A lot of times people who don't know about joins do the basic join of select x.a y.b from x, y where x.c = y.c Not realizing that Most SQL engines will take all the records of x and cross them with y so you will have x.records*y.records Loaded in your system, the it goes and removes the matches. So O(n^2) in performance, Vs. If you do a Select x.a, y.b from x left join y on x.c
Sorry, but it doesn't work that way. As far as I know, none of the decent SQL engine choke on it, although I'm not sure on Access :P
Also, a lot depends on the size of the dataset and other parameters in the where clause. Real life example, with len(r) = ~1M and len(g) = ~20k: select * from core_report r, core_guild g where r.guild_id = g.id and g.id = 7. With this query, postgres executes it as: scan core_report_guild_id index, look for id=7. Then, lookup g by primary key and join it in a nested loop with loops=1. Without the g.id = 7, it executes as: table scan g, hash it, table scan r and join the two with a hash join. Note that the query planner switched from fetch by primary key, which is O(log n) * n rows -> O(n log n), to table scan x2, O(n), but with a much lower actual cost because walking a BTree isn't cheap. It also ordered it so that only 20k rows get hashed and copy-pasted into the main dataset, not the other way around. That's the advantage of using a proper DBMS.

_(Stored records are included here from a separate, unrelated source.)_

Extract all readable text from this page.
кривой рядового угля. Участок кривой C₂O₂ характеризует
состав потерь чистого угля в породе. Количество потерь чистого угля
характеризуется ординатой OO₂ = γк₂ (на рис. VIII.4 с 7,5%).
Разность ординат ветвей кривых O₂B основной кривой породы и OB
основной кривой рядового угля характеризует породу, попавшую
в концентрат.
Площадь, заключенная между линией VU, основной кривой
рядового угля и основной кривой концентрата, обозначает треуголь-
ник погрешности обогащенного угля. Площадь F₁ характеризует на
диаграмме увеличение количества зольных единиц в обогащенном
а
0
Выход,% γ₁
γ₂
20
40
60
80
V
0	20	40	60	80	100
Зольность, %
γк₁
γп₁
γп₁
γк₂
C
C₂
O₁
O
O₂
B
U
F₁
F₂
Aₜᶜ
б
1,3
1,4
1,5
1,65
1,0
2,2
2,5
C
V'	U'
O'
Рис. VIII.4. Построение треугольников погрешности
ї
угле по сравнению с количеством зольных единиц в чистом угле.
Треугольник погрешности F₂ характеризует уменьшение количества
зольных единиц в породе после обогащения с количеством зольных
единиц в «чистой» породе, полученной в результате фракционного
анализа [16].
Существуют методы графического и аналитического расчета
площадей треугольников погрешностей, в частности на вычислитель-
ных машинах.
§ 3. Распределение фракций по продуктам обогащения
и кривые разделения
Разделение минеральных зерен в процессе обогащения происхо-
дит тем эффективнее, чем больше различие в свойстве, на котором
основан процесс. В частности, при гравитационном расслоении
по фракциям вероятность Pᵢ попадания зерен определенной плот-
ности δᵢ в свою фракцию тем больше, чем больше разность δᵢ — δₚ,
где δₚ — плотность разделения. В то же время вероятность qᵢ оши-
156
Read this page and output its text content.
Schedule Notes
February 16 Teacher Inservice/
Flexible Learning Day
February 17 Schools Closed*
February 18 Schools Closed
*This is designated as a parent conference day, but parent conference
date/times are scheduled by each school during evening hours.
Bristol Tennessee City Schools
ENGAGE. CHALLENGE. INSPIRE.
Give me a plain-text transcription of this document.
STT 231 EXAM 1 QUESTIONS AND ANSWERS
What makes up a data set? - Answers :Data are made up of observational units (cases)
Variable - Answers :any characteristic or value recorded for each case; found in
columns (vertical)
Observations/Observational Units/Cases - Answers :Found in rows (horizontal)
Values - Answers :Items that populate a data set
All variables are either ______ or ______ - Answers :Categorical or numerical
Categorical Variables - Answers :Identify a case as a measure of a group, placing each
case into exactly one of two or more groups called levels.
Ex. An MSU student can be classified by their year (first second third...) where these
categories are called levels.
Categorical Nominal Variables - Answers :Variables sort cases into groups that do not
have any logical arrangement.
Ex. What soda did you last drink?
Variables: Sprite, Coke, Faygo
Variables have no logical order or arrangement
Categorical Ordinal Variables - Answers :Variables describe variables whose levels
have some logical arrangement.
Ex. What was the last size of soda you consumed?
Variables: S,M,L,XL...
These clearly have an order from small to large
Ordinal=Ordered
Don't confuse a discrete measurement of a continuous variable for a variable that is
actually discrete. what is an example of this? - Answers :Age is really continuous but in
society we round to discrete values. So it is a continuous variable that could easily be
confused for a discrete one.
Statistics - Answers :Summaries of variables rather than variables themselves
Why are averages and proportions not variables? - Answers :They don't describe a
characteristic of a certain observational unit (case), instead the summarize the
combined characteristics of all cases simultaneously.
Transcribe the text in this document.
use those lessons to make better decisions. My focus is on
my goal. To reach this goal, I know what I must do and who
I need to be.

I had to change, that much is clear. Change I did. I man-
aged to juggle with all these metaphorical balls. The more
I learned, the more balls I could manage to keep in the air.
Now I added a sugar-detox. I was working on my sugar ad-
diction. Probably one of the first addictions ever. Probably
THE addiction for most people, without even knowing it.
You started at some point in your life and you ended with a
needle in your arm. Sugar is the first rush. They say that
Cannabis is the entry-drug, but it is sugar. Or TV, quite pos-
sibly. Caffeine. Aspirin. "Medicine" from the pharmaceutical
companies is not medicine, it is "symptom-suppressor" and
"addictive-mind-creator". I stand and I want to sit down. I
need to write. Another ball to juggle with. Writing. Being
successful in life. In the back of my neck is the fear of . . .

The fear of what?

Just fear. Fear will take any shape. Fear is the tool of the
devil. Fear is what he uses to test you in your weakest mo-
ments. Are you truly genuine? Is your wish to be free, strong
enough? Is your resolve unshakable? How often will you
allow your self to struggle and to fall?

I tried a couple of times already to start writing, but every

You can pry PostgreSQL from my dead, cold hands. It's just so much easier to do meaningful things in a relational database, and until you hit the db-size > largest SSD (used to be RAM) you can buy limit, there is absolutely no reason to limit yourself to glorified tuple stores and hash tables. Okay, sometimes, ORM's can be slightly too eager to join stuff (causing queries like this one), but it's easily fixed by rewriting the line executing the query. Or just ignore it, even that monstrosity (1 index scan, 1 fetch-by-id loop, 3 full table scans) took only 1s max - who cares on a homepage/intranet/most websites.